Adaptaciones en musarañas arborícolas

Siete especies de musarañas arborícolas del sudeste asiático consumen néctar de palmeras bertam rico en alcohol (Imagen Ilustrativa Infobae)

En las selvas del sudeste asiático, siete especies de musarañas arborícolas mantienen una dieta basada casi totalmente en el néctar de las palmeras bertam. Este líquido fermenta naturalmente hasta alcanzar niveles que superan el 3 % de alcohol.

Lo que resulta fascinante para los investigadores es que ni estas musarañas, ni otros polinizadores como ardillas o roedores, muestran signos visibles de embriaguez. Los estudios sugieren que estas especies han desarrollado una adaptación metabólica superior que les permite procesar el alcohol eficientemente, aprovechando una fuente calórica constante sin comprometer sus facultades físicas.

Los renos siberianos y el consumo de hongos

Los renos siberianos consumen el hongo Amanita muscaria, conocido por sus efectos alucinógenos en diversas culturas (Imagen Ilustrativa Infobae)

En las regiones frías de Siberia, los renos presentan un comportamiento singular al ingerir el hongo Amanita muscaria, conocido por sus propiedades alucinógenas. Aunque esta seta contiene toxinas que resultan peligrosas para el hombre, el sistema digestivo del reno está adaptado para procesarla.

A pesar de que aún no se ha confirmado si estos animales sufren desorientación o algún tipo de malestar tras la ingesta, su interacción con estos compuestos químicos continúa siendo un foco de estudio para entender las dietas extremas en la fauna.

Nuevos peligros: Contaminantes y drogas humanas

La detección de residuos de cocaína en tiburones brasileños revela el impacto de sustancias humanas en la vida silvestre (Imagen Ilustrativa Infobae)
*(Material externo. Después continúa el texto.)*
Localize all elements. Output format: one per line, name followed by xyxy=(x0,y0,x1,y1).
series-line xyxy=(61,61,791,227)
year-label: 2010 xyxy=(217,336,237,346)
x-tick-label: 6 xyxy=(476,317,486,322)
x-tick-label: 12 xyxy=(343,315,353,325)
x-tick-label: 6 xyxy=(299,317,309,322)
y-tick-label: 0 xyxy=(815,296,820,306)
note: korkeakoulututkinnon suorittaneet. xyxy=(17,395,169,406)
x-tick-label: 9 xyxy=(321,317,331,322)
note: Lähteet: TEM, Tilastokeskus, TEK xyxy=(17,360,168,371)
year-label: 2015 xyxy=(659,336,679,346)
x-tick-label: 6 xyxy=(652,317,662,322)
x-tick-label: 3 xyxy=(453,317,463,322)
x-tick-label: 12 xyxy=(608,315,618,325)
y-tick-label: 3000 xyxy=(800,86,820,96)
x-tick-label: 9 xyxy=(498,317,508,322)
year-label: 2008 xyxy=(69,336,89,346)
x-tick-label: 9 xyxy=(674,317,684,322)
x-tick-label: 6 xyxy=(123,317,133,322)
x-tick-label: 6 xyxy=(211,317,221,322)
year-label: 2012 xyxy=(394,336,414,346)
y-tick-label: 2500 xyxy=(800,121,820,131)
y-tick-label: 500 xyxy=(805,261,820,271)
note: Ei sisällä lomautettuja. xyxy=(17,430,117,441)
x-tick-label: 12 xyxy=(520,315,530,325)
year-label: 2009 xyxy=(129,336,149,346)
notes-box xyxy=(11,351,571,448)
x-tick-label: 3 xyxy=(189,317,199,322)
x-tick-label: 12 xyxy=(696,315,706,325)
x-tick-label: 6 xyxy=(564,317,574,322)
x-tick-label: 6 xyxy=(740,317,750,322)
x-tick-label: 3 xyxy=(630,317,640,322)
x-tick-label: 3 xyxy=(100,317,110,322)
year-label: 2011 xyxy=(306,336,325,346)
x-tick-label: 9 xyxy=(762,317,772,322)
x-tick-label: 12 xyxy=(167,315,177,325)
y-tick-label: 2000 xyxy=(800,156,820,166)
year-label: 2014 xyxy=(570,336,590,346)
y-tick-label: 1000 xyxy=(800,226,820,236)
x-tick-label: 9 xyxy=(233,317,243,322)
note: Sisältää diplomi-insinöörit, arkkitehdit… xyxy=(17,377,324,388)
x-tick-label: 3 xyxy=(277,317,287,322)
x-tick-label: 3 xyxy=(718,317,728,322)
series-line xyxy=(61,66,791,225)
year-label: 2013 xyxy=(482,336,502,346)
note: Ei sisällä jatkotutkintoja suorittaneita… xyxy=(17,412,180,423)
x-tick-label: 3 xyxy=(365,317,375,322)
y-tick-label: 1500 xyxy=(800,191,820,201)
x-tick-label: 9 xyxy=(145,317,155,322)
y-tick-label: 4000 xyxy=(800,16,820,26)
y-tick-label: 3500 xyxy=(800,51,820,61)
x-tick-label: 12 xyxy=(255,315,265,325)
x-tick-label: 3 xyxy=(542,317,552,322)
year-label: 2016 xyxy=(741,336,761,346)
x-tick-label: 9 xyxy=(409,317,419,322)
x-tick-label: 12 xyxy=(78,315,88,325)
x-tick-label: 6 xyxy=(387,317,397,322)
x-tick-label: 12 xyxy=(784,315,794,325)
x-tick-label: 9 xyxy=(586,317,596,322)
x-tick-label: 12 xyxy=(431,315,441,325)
La expansión de la actividad humana ha introducido peligros químicos sin precedentes en los ecosistemas. Investigaciones recientes han alertado sobre el hallazgo de residuos de cocaína en el organismo de tiburones brasileños capturados en las costas de Río de Janeiro, un hecho que ha causado gran preocupación internacional.

Wyckoff también advierte sobre casos de fauna silvestre expuesta a opioides, estupefacientes ilegales y una gran variedad de residuos farmacéuticos y veterinarios. Esta exposición involuntaria a químicos creados por el hombre representa un riesgo creciente para la preservación de las especies.

La búsqueda de nutrientes por encima del placer

Las especies animales acceden a sustancias tóxicas en su entorno natural principalmente en busca de energía y nutrientes esenciales (Imagen Ilustrativa Infobae)

A pesar de lo llamativo que resultan estos casos, la mayoría de los animales salvajes no buscan la intoxicación de forma recreativa. Piotr Tryjanowski comenta sobre este comportamiento:

“¿Por qué lo hacen? Probablemente por la misma razón por la que nosotros vamos a los bares”

Sin embargo, el consenso científico apunta a que la motivación principal de los animales es el acceso a fuentes de energía y nutrientes esenciales. La exposición al alcohol es, en la mayoría de las situaciones, un efecto secundario de consumir azúcares necesarios para sobrevivir en hábitats competitivos y cambiantes.